Real estate can produce whatever lifestyle you desire, but it can also swallow you whole if you are not careful about what you acquire and how you acquire it. This is not theory for me. I’ve learned some hard (and expensive) lessons along the way.
Strategy = Thinking things through
As I look back on my experiences, I know today that many of the hard knocks could have been avoided had I known to apply one simple principle: “Think it all the way through.”
As often happens in life, experience is what you get right after you needed it. I’ve learned the law of unintended consequences–that we can never fully know what will happen, but we can reduce the downside by planning for the unexpected.
Over the years I have had the great fortune to see many plans come to reality. I’ve made deals with outlandish profits and had others turn south almost from the start. Most importantly, I’ve learned how to spot the difference between the two. I’ve learned that the more attention I put into the deal up front, the more money I end up with in my back pocket.
I’ve been guilty of slipping back into my old ways. I’ve gotten involved in deals when I did not do the requisite thinking and lived to see them die on the vine or blow up in my face. Some of us have to “hit the wall” more than once before the lesson becomes permanent.

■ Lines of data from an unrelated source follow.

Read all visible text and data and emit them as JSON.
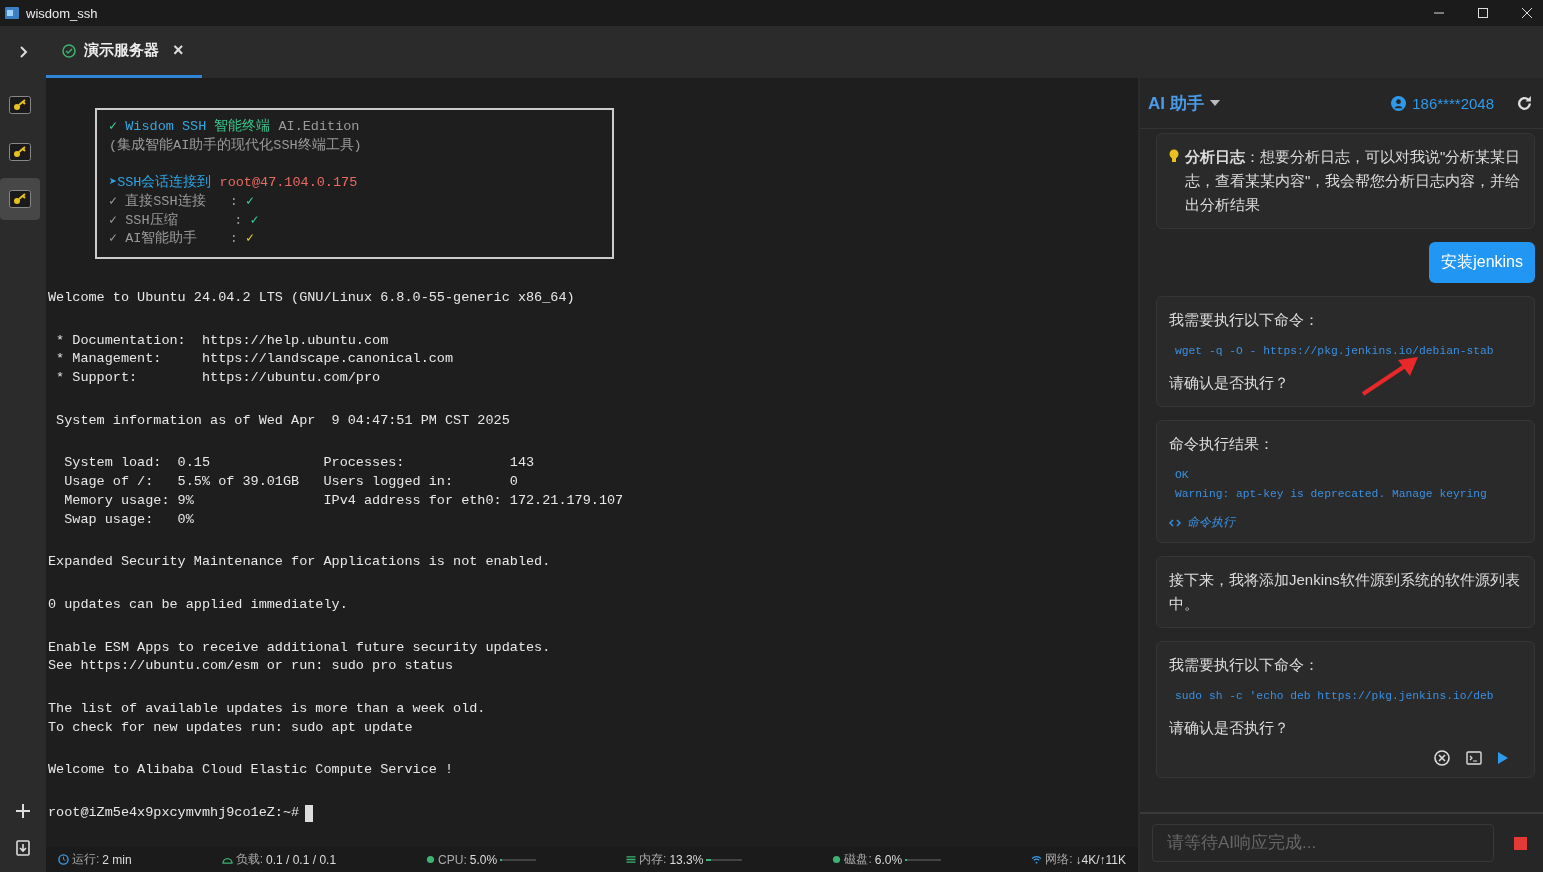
{
  "window": {
    "title": "wisdom_ssh"
  },
  "sidebar": {
    "items": [
      {
        "selected": false
      },
      {
        "selected": false
      },
      {
        "selected": true
      }
    ]
  },
  "tabs": [
    {
      "label": "演示服务器",
      "close": "×",
      "selected": true,
      "connected": true
    }
  ],
  "terminal": {
    "banner": [
      [
        [
          {
            "text": "✓ ",
            "kind": "ok"
          },
          {
            "text": "Wisdom SSH ",
            "kind": "brand"
          },
          {
            "text": "智能终端",
            "kind": "title"
          },
          {
            "text": " AI.Edition",
            "kind": "muted"
          }
        ],
        [
          {
            "text": "(集成智能AI助手的现代化SSH终端工具)",
            "kind": "muted"
          }
        ]
      ],
      [
        [
          {
            "text": "➤SSH会话连接到 ",
            "kind": "accent"
          },
          {
            "text": "root@47.104.0.175",
            "kind": "host"
          }
        ],
        [
          {
            "text": "✓ 直接SSH连接   : ",
            "kind": "muted"
          },
          {
            "text": "✓",
            "kind": "ok"
          }
        ],
        [
          {
            "text": "✓ SSH压缩       : ",
            "kind": "muted"
          },
          {
            "text": "✓",
            "kind": "ok"
          }
        ],
        [
          {
            "text": "✓ AI智能助手    : ",
            "kind": "muted"
          },
          {
            "text": "✓",
            "kind": "warn"
          }
        ]
      ]
    ],
    "blocks": [
      [
        "Welcome to Ubuntu 24.04.2 LTS (GNU/Linux 6.8.0-55-generic x86_64)"
      ],
      [
        " * Documentation:  https://help.ubuntu.com",
        " * Management:     https://landscape.canonical.com",
        " * Support:        https://ubuntu.com/pro"
      ],
      [
        " System information as of Wed Apr  9 04:47:51 PM CST 2025"
      ],
      [
        "  System load:  0.15              Processes:             143",
        "  Usage of /:   5.5% of 39.01GB   Users logged in:       0",
        "  Memory usage: 9%                IPv4 address for eth0: 172.21.179.107",
        "  Swap usage:   0%"
      ],
      [
        "Expanded Security Maintenance for Applications is not enabled."
      ],
      [
        "0 updates can be applied immediately."
      ],
      [
        "Enable ESM Apps to receive additional future security updates.",
        "See https://ubuntu.com/esm or run: sudo pro status"
      ],
      [
        "The list of available updates is more than a week old.",
        "To check for new updates run: sudo apt update"
      ],
      [
        "Welcome to Alibaba Cloud Elastic Compute Service !"
      ]
    ],
    "prompt": "root@iZm5e4x9pxcymvmhj9co1eZ:~#"
  },
  "status_bar": [
    {
      "kind": "uptime",
      "label": "运行:",
      "value": "2 min"
    },
    {
      "kind": "load",
      "label": "负载:",
      "value": "0.1 / 0.1 / 0.1"
    },
    {
      "kind": "cpu",
      "label": "CPU:",
      "value": "5.0%",
      "level": 0.05
    },
    {
      "kind": "memory",
      "label": "内存:",
      "value": "13.3%",
      "level": 0.133
    },
    {
      "kind": "disk",
      "label": "磁盘:",
      "value": "6.0%",
      "level": 0.06
    },
    {
      "kind": "network",
      "label": "网络:",
      "value": "↓4K/↑11K"
    }
  ],
  "assistant": {
    "title": "AI 助手",
    "user": "186****2048",
    "messages": [
      {
        "kind": "tip",
        "text": "**分析日志**：想要分析日志，可以对我说\"分析某某日志，查看某某内容\"，我会帮您分析日志内容，并给出分析结果"
      },
      {
        "kind": "user",
        "text": "安装jenkins"
      },
      {
        "kind": "command",
        "title": "我需要执行以下命令：",
        "code": [
          "wget -q -O - https://pkg.jenkins.io/debian-stab"
        ],
        "question": "请确认是否执行？",
        "actions": false
      },
      {
        "kind": "result",
        "title": "命令执行结果：",
        "code": [
          "OK",
          "Warning: apt-key is deprecated. Manage keyring"
        ],
        "link": "命令执行"
      },
      {
        "kind": "text",
        "text": "接下来，我将添加Jenkins软件源到系统的软件源列表中。"
      },
      {
        "kind": "command",
        "title": "我需要执行以下命令：",
        "code": [
          "sudo sh -c 'echo deb https://pkg.jenkins.io/deb"
        ],
        "question": "请确认是否执行？",
        "actions": true
      }
    ],
    "input": {
      "placeholder": "请等待AI响应完成...",
      "busy": true
    }
  }
}
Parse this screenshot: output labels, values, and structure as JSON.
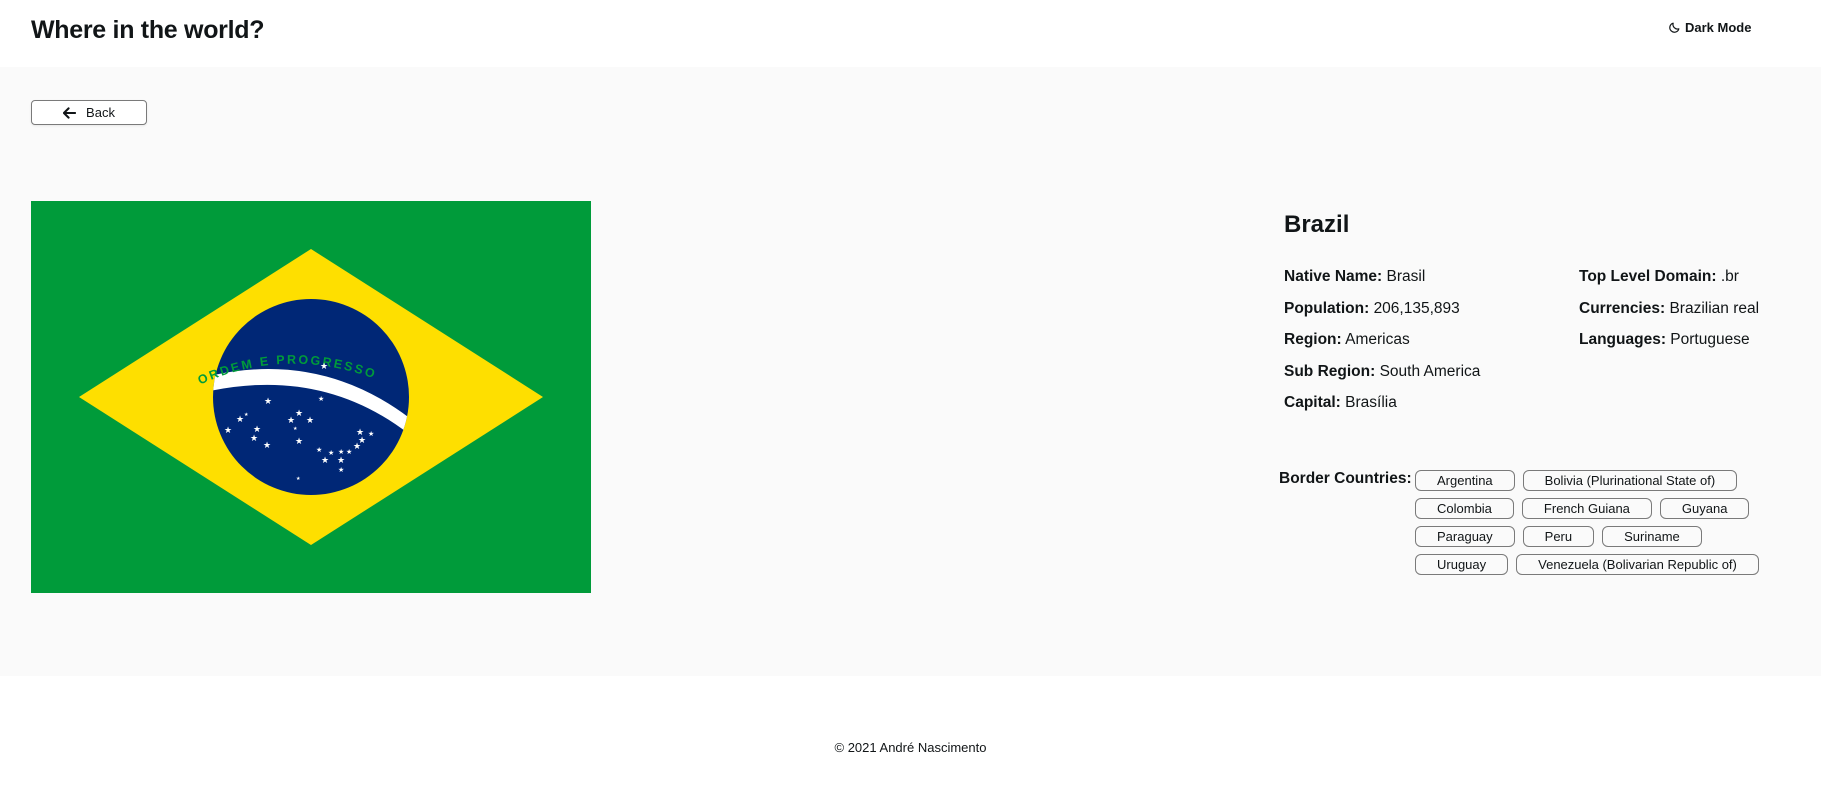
{
  "header": {
    "title": "Where in the world?",
    "mode_toggle_label": "Dark Mode",
    "mode_icon": "moon-icon"
  },
  "back_button": {
    "label": "Back",
    "icon": "arrow-left-icon"
  },
  "country": {
    "name": "Brazil",
    "flag_motto": "ORDEM E PROGRESSO",
    "details_left": [
      {
        "label": "Native Name:",
        "value": "Brasil"
      },
      {
        "label": "Population:",
        "value": "206,135,893"
      },
      {
        "label": "Region:",
        "value": "Americas"
      },
      {
        "label": "Sub Region:",
        "value": "South America"
      },
      {
        "label": "Capital:",
        "value": "Brasília"
      }
    ],
    "details_right": [
      {
        "label": "Top Level Domain:",
        "value": ".br"
      },
      {
        "label": "Currencies:",
        "value": "Brazilian real"
      },
      {
        "label": "Languages:",
        "value": "Portuguese"
      }
    ],
    "border_label": "Border Countries:",
    "border_countries": [
      "Argentina",
      "Bolivia (Plurinational State of)",
      "Colombia",
      "French Guiana",
      "Guyana",
      "Paraguay",
      "Peru",
      "Suriname",
      "Uruguay",
      "Venezuela (Bolivarian Republic of)"
    ]
  },
  "colors": {
    "flag_green": "#009B3A",
    "flag_yellow": "#FEDF00",
    "flag_blue": "#002776",
    "background": "#FAFAFA",
    "text": "#111517"
  },
  "footer": {
    "copyright": "© 2021 André Nascimento"
  }
}
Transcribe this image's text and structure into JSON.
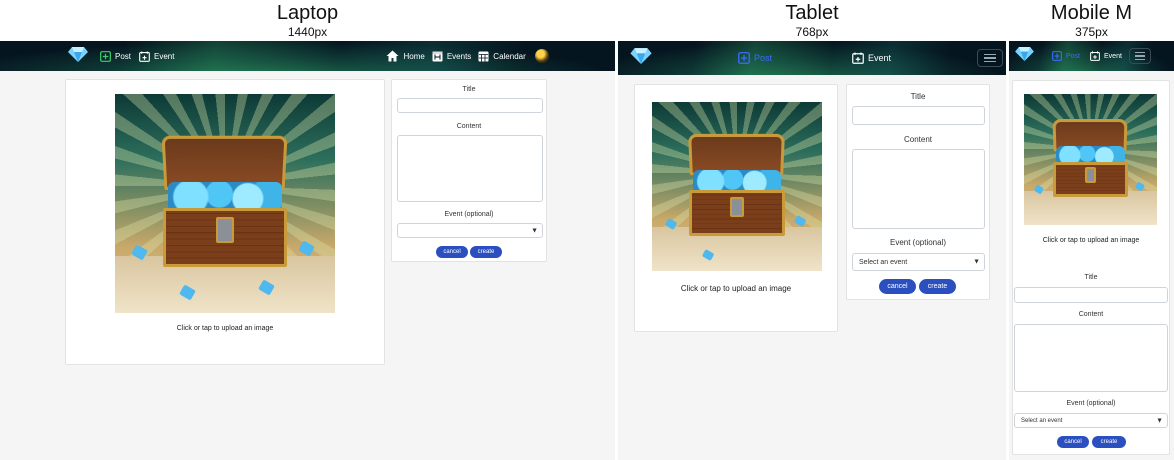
{
  "frames": {
    "laptop": {
      "title": "Laptop",
      "width_label": "1440px"
    },
    "tablet": {
      "title": "Tablet",
      "width_label": "768px"
    },
    "mobile": {
      "title": "Mobile M",
      "width_label": "375px"
    }
  },
  "nav": {
    "post_label": "Post",
    "event_label": "Event",
    "home_label": "Home",
    "events_label": "Events",
    "calendar_label": "Calendar"
  },
  "upload": {
    "prompt": "Click or tap to upload an image"
  },
  "form": {
    "title_label": "Title",
    "title_value": "",
    "content_label": "Content",
    "content_value": "",
    "event_label": "Event (optional)",
    "event_selected": "Select an event",
    "cancel_label": "cancel",
    "create_label": "create"
  },
  "colors": {
    "accent": "#2c4fc0",
    "active_nav": "#3b6cff",
    "nav_dark": "#05151f",
    "background": "#f5f5f5"
  },
  "icons": [
    "gem-logo-icon",
    "plus-square-icon",
    "calendar-plus-icon",
    "home-icon",
    "events-icon",
    "calendar-icon",
    "hamburger-icon",
    "chevron-down-icon"
  ]
}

Whether you are just starting out, trying to get bigger, or even trying to get out, the job is a lot easier when you have a plan to guide you through the maze of choices. Ideally that guide would be personal, leveraging your strengths and desires and avoiding your weaknesses. In short, an investment strategy.
Strategy is defined as, “A plan of action intended to accomplish a specific goal.” If we desire a specific outcome, then we must be willing to do the footwork–to think it all the way through before we begin. And we start by identifying the goal.
A four-point plan to intelligent investing
If you want to build significant wealth investing in commercial real estate, it’s going to require that you take the time to think things through. Understand that real estate is generally is a get rich slow kind of business, and one that requires planning, patience, and persistence.
Without a strategy to guide you, the results will likely not be at all what you desired. What does such a strategy look like? It’s simpler than you might think.
First, get your personal financial house in order. Orient your financial affairs to serve your purpose of building wealth. Remember my favorite truism: Opportunity without the capacity to capture it is an illusion.
Next, form your criteria for property type, size, and location. Each property type requires a different set of skills and offers varying levels of return. It is much better to fit the property to the investor’s strengths, rather than trying to make the investor fit the property.
In the same way, there is no national real estate market. Only by observing your local market can you identify opportunities that are within your capacity to act upon.
Once you’ve identified a potential deal, learn how to accurately value a property based on its condition, your return requirements, and your borrowing power. Understand why “What is it worth?” is the wrong question, and how to answer the right question: “What is it worth to me?”
And finally, learn how to structure deals and make offers too good to refuse. Act decisively, then be prepared not only to reap the profits, but keep them. Tax planning and asset protection is a key component of building wealth.
These four steps are the topics of the four modules in my book, DealMaker’s Guide to Commercial Real Estate. The book is written for the investor who has “hit the wall” and is looking for a way around it. It is written for the investor who wants to move to or start with larger properties but is overwhelmed by the complexity.
It is written for the investor being lashed daily by the demands of the monster he or she has created and knows there has to be a better way. There is, and it starts with developing the strategic mind set of an intelligent investor.